13 February, 2008 (18:35) | Computer - Wissenschaft & Technik | User Imageeinstein




Mit umfangreichen Modifikationen geht der Porsche GT3 RSR in das neue Modelljahr. Der stärkste Rennwagen auf Basis des Porsche 911, der in der vergangenen Saison unter anderem Klassensiege bei den 24-Stunden-Rennen in Le Mans und Spa sowie den Gesamtsieg bei den 24 Stunden Nürburgring feiern konnte, geht in der Klasse GT2 bei internationalen Langstreckenrennen an den Start. Deutlichstes Erkennungszeichen des neuen GT3 RSR ist die aerodynamisch stark verbesserte Frontpartie. Die meisten Innovationen stecken jedoch unter der gewichtsoptimierten Karosserie.

Neben den gut sichtbaren Zusatzspoilern an der Frontschürze, den so genannten Flicks, sorgt eine optimierte Luftführung mit neu gestalteten seitlichen Luftauslässen für mehr Abtrieb bei gleichzeitig reduziertem Luftwiderstand. Der Heckbereich samt Heckflügel wurde vom Vorgängermodell übernommen. Umfangreiche Änderungen an der Fahrwerks-Kinematik sorgen für deutlich erhöhten mechanischen Grip. Auch die Einstellmöglichkeiten am Fahrwerk wurden erweitert.

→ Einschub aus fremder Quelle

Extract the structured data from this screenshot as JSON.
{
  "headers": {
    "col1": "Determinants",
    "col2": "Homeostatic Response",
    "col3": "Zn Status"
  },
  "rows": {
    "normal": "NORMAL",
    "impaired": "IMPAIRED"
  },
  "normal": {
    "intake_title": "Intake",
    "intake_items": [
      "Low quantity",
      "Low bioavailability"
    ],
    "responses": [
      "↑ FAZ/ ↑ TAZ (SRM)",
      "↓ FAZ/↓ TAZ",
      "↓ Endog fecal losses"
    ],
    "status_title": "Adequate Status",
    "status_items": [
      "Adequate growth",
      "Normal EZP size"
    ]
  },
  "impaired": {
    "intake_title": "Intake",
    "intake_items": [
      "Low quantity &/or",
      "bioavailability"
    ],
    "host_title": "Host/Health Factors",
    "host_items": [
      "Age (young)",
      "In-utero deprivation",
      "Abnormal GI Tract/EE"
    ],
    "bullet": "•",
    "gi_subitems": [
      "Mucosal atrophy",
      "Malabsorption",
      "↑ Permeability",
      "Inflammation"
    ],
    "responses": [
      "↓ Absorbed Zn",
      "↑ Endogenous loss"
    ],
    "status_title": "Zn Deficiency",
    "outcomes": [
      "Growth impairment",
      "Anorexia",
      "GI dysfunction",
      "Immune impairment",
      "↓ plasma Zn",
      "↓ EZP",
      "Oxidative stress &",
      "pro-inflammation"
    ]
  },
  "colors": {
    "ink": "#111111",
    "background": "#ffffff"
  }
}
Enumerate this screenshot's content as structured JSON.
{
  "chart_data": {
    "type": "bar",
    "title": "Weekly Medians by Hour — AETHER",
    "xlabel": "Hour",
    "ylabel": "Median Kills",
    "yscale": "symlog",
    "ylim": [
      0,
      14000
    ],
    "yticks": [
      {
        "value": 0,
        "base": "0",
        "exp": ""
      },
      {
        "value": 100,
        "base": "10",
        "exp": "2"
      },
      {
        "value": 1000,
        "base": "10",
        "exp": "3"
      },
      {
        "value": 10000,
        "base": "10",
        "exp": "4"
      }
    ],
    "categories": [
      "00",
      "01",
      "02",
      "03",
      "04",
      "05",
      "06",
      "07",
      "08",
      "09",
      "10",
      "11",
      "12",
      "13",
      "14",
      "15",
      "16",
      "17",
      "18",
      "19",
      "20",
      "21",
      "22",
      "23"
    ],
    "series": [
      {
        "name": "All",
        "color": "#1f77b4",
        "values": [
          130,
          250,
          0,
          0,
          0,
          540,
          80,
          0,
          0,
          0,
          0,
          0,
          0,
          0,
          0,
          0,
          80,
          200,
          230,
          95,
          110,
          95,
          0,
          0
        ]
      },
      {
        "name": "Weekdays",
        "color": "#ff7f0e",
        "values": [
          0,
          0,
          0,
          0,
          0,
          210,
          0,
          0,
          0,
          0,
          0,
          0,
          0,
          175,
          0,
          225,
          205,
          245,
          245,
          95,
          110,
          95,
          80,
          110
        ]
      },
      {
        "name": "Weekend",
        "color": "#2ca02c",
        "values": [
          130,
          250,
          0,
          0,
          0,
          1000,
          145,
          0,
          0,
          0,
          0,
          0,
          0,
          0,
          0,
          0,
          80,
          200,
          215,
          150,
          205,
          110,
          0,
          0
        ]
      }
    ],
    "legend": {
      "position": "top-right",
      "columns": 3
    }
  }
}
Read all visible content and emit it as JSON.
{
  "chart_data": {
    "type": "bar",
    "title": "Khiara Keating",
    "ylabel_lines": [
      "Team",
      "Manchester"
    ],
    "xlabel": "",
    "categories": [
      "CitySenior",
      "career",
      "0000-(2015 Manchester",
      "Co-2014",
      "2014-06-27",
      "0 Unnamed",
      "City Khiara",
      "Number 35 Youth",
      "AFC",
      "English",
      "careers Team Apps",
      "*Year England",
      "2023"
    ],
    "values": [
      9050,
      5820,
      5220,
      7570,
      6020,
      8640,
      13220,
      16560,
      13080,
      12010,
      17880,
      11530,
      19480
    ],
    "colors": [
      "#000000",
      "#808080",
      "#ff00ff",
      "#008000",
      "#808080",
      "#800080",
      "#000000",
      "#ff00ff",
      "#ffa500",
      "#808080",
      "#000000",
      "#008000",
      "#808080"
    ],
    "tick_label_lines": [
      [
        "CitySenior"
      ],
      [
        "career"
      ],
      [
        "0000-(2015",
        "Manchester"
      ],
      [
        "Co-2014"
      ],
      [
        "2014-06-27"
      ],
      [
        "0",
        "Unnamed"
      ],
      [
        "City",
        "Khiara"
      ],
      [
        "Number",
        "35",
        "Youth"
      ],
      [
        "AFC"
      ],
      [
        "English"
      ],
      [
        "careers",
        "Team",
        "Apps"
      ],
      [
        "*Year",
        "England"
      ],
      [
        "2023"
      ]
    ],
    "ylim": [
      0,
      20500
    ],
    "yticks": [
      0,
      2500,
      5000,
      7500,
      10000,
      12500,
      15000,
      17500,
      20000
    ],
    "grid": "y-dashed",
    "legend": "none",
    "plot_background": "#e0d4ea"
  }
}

Der 3,8-Liter-Boxermotor des GT3 RSR blieb bis auf leichte Detailverbesserungen unverändert. Er leistet 465 PS (342 kW) bei 8.000 Umdrehungen pro Minute und entwickelt ein maximales Drehmoment von 430 Nm bei 7.250 Umdrehungen pro Minute. Der Drehzahlbegrenzer des Sechszylinders setzt bei 9.400 Kurbelwellenumdrehungen ein.